Rapidamente mi guardai attorno, scoprendo con orrore che in ogni coppia di sedili c’era già seduta almeno una persona, ed io ero la passeggera-con-posto-libero più vicina all’entrata. Restare da soli sarebbe stato impossibile.
“Sì, prego.” Formulai velocemente, spostando in mezzo alle gambe lo zaino che era sul sedile, constatando con piacere che mi conferiva un po’ di stabilità in più.
Lanciai un’occhiata furtiva al mio vicino di posto, che nel frattempo si era seduto, e non potei fare a meno di notare che stava sistemando uno zaino sopra le ginocchia: chissà, magari frequentavamo la stessa scuola! Non c’erano poi tanti istituti superiori a Pace del Mela, e non mi sembrava affatto un ragazzo delle medie…
Avrei voluto chiederglielo, ma era già tanto se la mia voce mi aveva concesso di rispondergli, tanto ero agitata.

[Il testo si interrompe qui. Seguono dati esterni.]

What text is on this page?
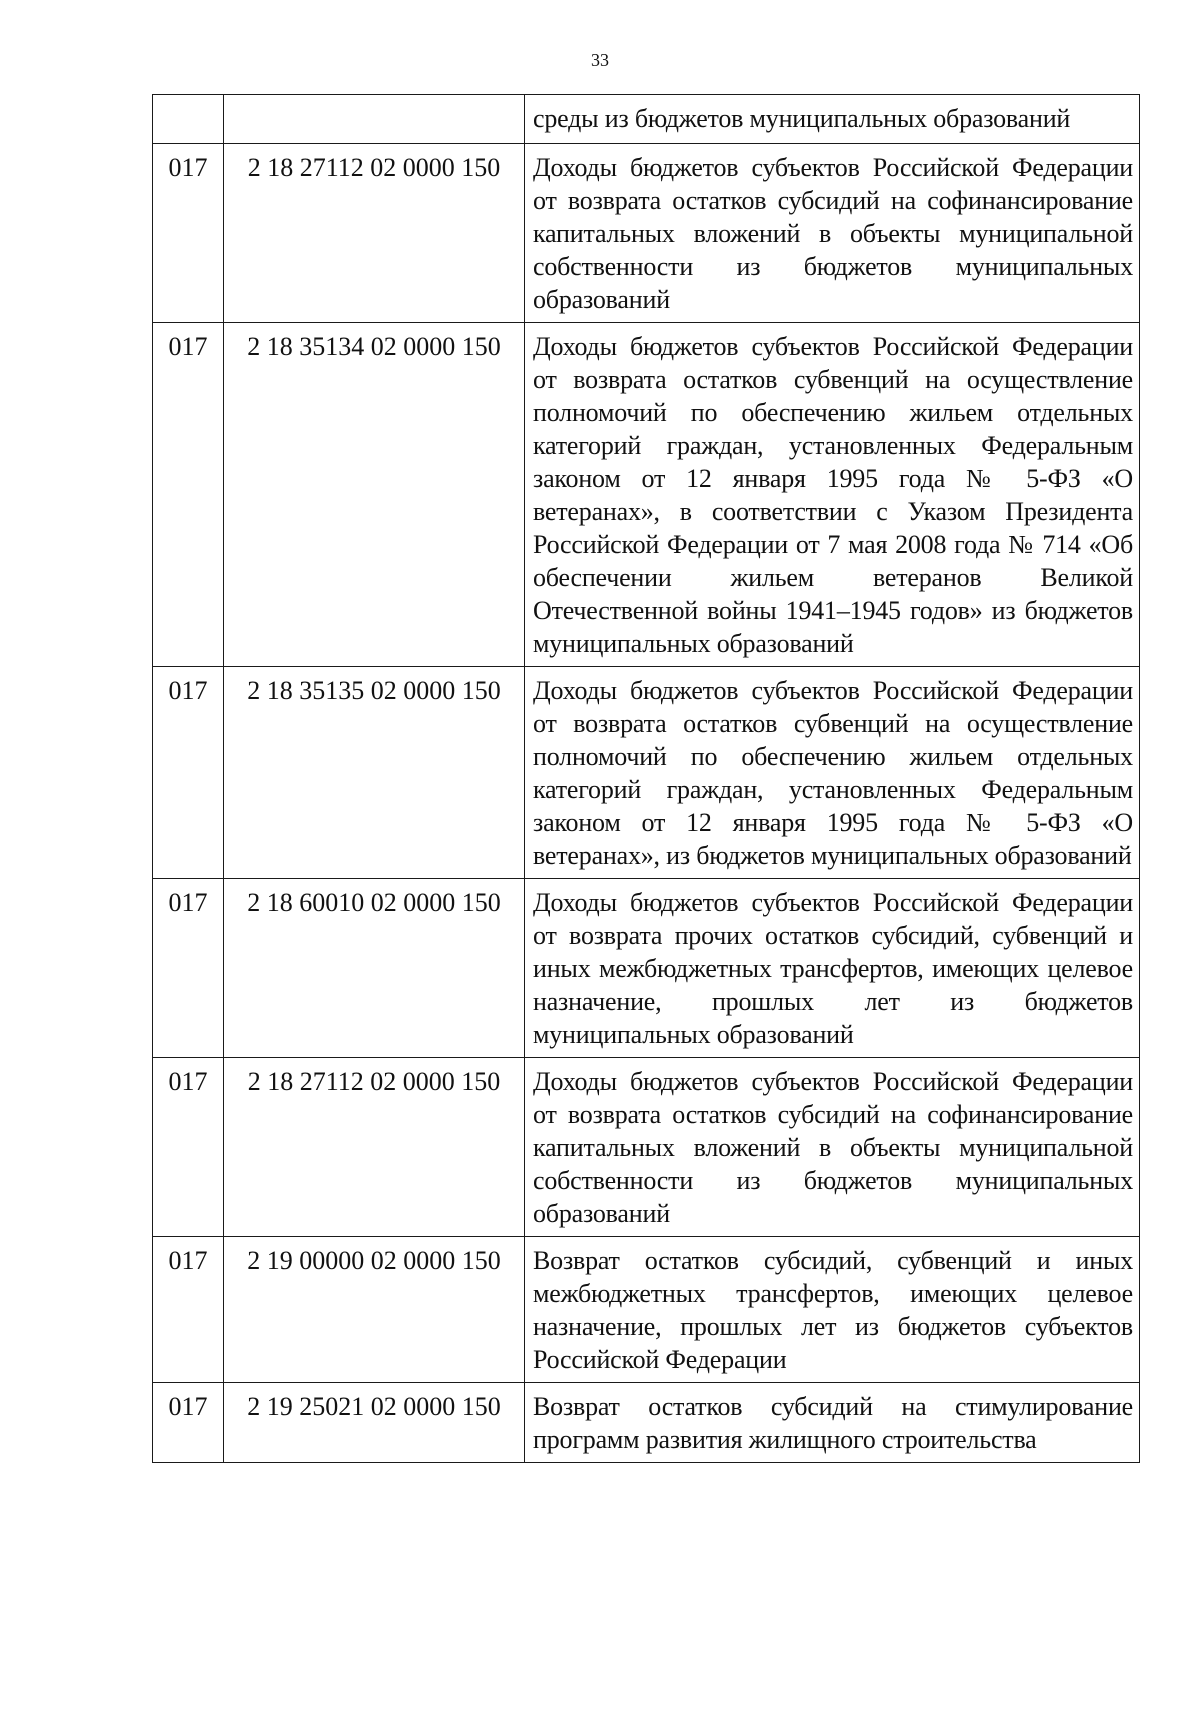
33
		среды из бюджетов муниципальных образований
017	2 18 27112 02 0000 150	Доходы бюджетов субъектов Российской Федерации от возврата остатков субсидий на софинансирование капитальных вложений в объекты муниципальной собственности из бюджетов муниципальных образований
017	2 18 35134 02 0000 150	Доходы бюджетов субъектов Российской Федерации от возврата остатков субвенций на осуществление полномочий по обеспечению жильем отдельных категорий граждан, установленных Федеральным законом от 12 января 1995 года № 5-ФЗ «О ветеранах», в соответствии с Указом Президента Российской Федерации от 7 мая 2008 года № 714 «Об обеспечении жильем ветеранов Великой Отечественной войны 1941–1945 годов» из бюджетов муниципальных образований
017	2 18 35135 02 0000 150	Доходы бюджетов субъектов Российской Федерации от возврата остатков субвенций на осуществление полномочий по обеспечению жильем отдельных категорий граждан, установленных Федеральным законом от 12 января 1995 года № 5-ФЗ «О ветеранах», из бюджетов муниципальных образований
017	2 18 60010 02 0000 150	Доходы бюджетов субъектов Российской Федерации от возврата прочих остатков субсидий, субвенций и иных межбюджетных трансфертов, имеющих целевое назначение, прошлых лет из бюджетов муниципальных образований
017	2 18 27112 02 0000 150	Доходы бюджетов субъектов Российской Федерации от возврата остатков субсидий на софинансирование капитальных вложений в объекты муниципальной собственности из бюджетов муниципальных образований
017	2 19 00000 02 0000 150	Возврат остатков субсидий, субвенций и иных межбюджетных трансфертов, имеющих целевое назначение, прошлых лет из бюджетов субъектов Российской Федерации
017	2 19 25021 02 0000 150	Возврат остатков субсидий на стимулирование программ развития жилищного строительства
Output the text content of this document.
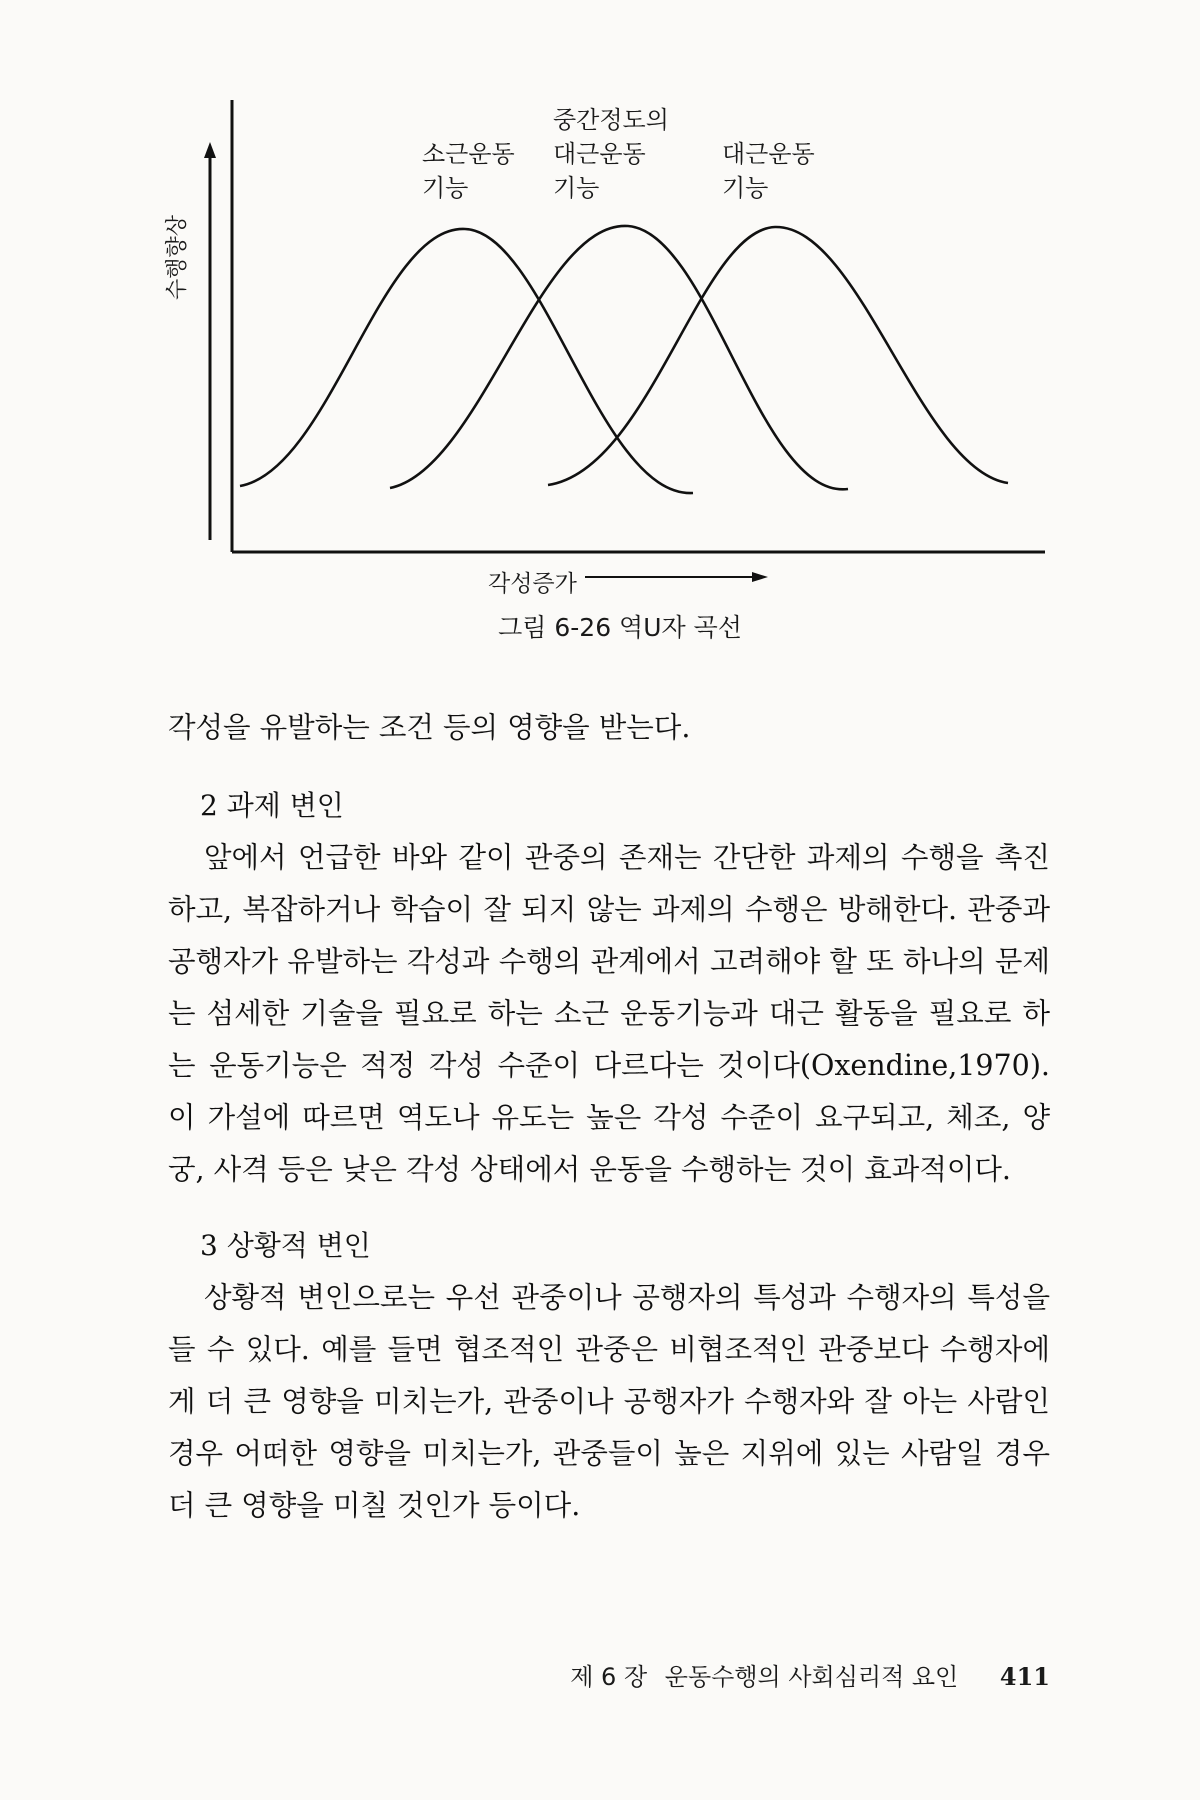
소근운동
기능
중간정도의
대근운동
기능
대근운동
기능
수행향상
각성증가
그림 6-26 역U자 곡선

각성을 유발하는 조건 등의 영향을 받는다.

2 과제 변인

앞에서 언급한 바와 같이 관중의 존재는 간단한 과제의 수행을 촉진하고, 복잡하거나 학습이 잘 되지 않는 과제의 수행은 방해한다. 관중과 공행자가 유발하는 각성과 수행의 관계에서 고려해야 할 또 하나의 문제는 섬세한 기술을 필요로 하는 소근 운동기능과 대근 활동을 필요로 하는 운동기능은 적정 각성 수준이 다르다는 것이다(Oxendine,1970). 이 가설에 따르면 역도나 유도는 높은 각성 수준이 요구되고, 체조, 양궁, 사격 등은 낮은 각성 상태에서 운동을 수행하는 것이 효과적이다.

3 상황적 변인

상황적 변인으로는 우선 관중이나 공행자의 특성과 수행자의 특성을 들 수 있다. 예를 들면 협조적인 관중은 비협조적인 관중보다 수행자에게 더 큰 영향을 미치는가, 관중이나 공행자가 수행자와 잘 아는 사람인 경우 어떠한 영향을 미치는가, 관중들이 높은 지위에 있는 사람일 경우 더 큰 영향을 미칠 것인가 등이다.

제 6 장 운동수행의 사회심리적 요인 411
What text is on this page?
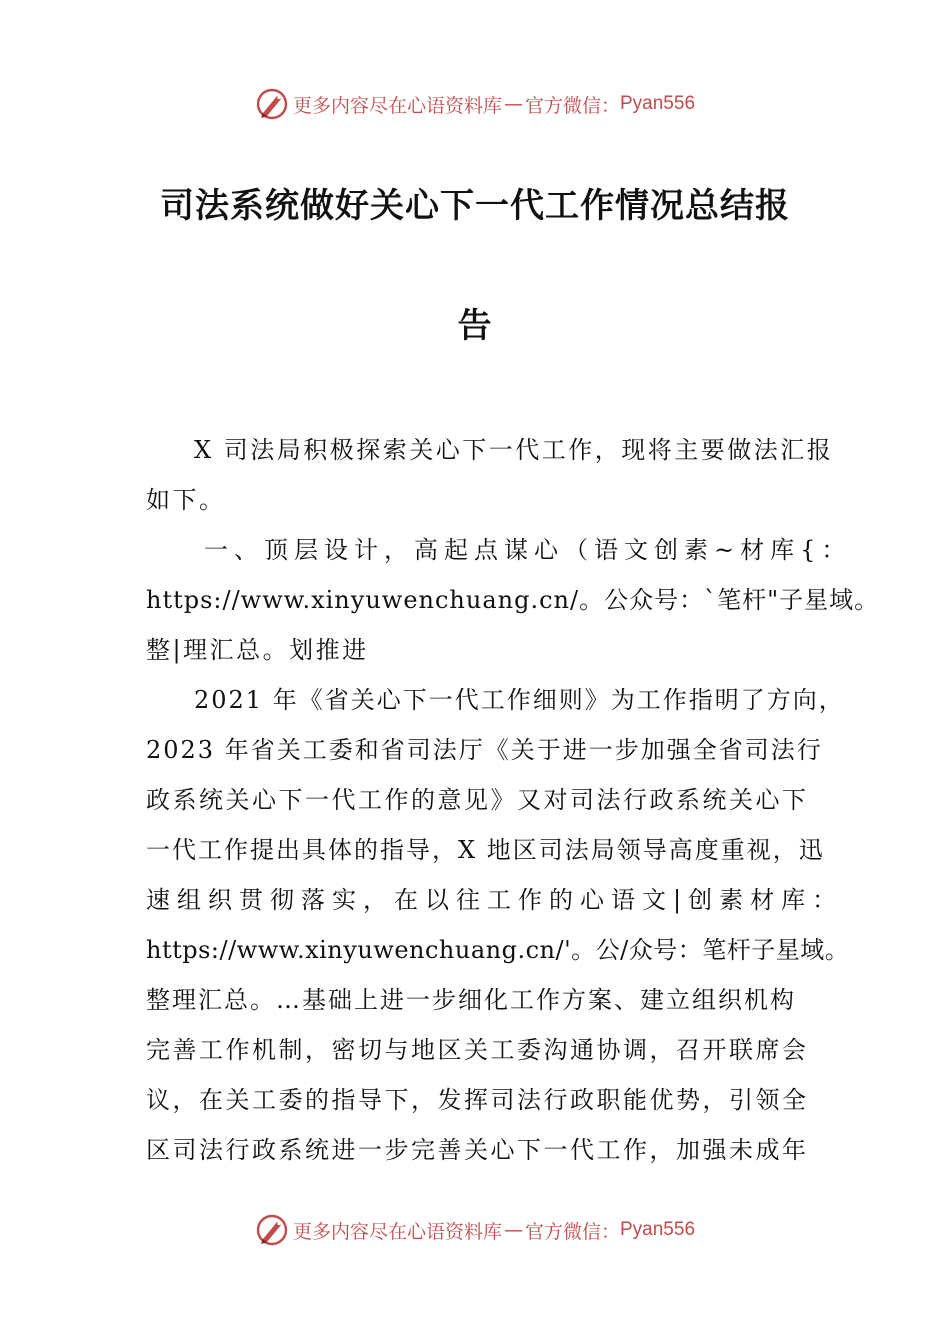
更多内容尽在心语资料库 — 官方微信： Pyan556
司法系统做好关心下一代工作情况总结报
告
X 司法局积极探索关心下一代工作，现将主要做法汇报
如下。
一、顶层设计，高起点谋心（语文创素~材库{：
https://www.xinyuwenchuang.cn/。公众号：`笔杆"子星域。
整|理汇总。划推进
2021 年《省关心下一代工作细则》为工作指明了方向，
2023 年省关工委和省司法厅《关于进一步加强全省司法行
政系统关心下一代工作的意见》又对司法行政系统关心下
一代工作提出具体的指导，X 地区司法局领导高度重视，迅
速组织贯彻落实，在以往工作的心语文|创素材库：
https://www.xinyuwenchuang.cn/'。公/众号：笔杆子星域。
整理汇总。…基础上进一步细化工作方案、建立组织机构
完善工作机制，密切与地区关工委沟通协调，召开联席会
议，在关工委的指导下，发挥司法行政职能优势，引领全
区司法行政系统进一步完善关心下一代工作，加强未成年
更多内容尽在心语资料库 — 官方微信： Pyan556
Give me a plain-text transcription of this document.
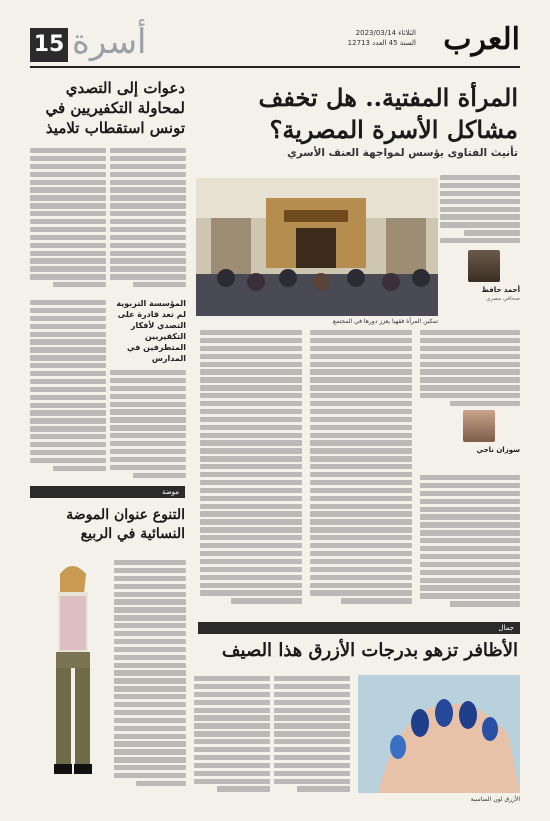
العرب
الثلاثاء 2023/03/14
السنة 45 العدد 12713
أسرة
15
المرأة المفتية.. هل تخفف مشاكل الأسرة المصرية؟
تأنيث الفتاوى يؤسس لمواجهة العنف الأسري
أحمد حافظ
صحافي مصري
تمكين المرأة فقهيا يعزز دورها في المجتمع
سوزان ناجي
دعوات إلى التصدي لمحاولة التكفيريين في تونس استقطاب تلاميذ
المؤسسة التربوية لم تعد قادرة على التصدي لأفكار التكفيريين المتطرفين في المدارس
موضة
التنوع عنوان الموضة النسائية في الربيع
جمال
الأظافر تزهو بدرجات الأزرق هذا الصيف
الأزرق لون المناسبة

Così, trovandolo una buona distrazione da quell’inferno di metallo in cui ero rinchiusa, decisi di decifrare ogni suo particolare: adoravo entrare nella mente di chi mi stava accanto, o semplicemente provarci. Volevo intraprendere gli studi di psicologia, anche se tutti continuavano a dirmi che uno psicologo con una fobia assurda come la mia non sarebbe mai esistito, perché sarebbe come un veterinario allergico al pelo dei cani.
Oh, ma io l’avrei fatto esistere eccome!
Anche se, intanto, mi limitavo ad essere una silenziosa impicciona con assurde ipotesi.
Cominciai a studiare il ragazzo dall’aspetto fisico: aveva dei corti capelli neri, un viso pallido e smunto, due occhi nocciola dalle ciglia lunghe.
Aveva un abbigliamento che avrei definito “normale”, un giubbotto moncler –ma di quelli taroccati che si comprano al mercato, quelli che costano 20€ e come differenza hanno una h in più nella scritta-  e un paio di jeans blu scuro.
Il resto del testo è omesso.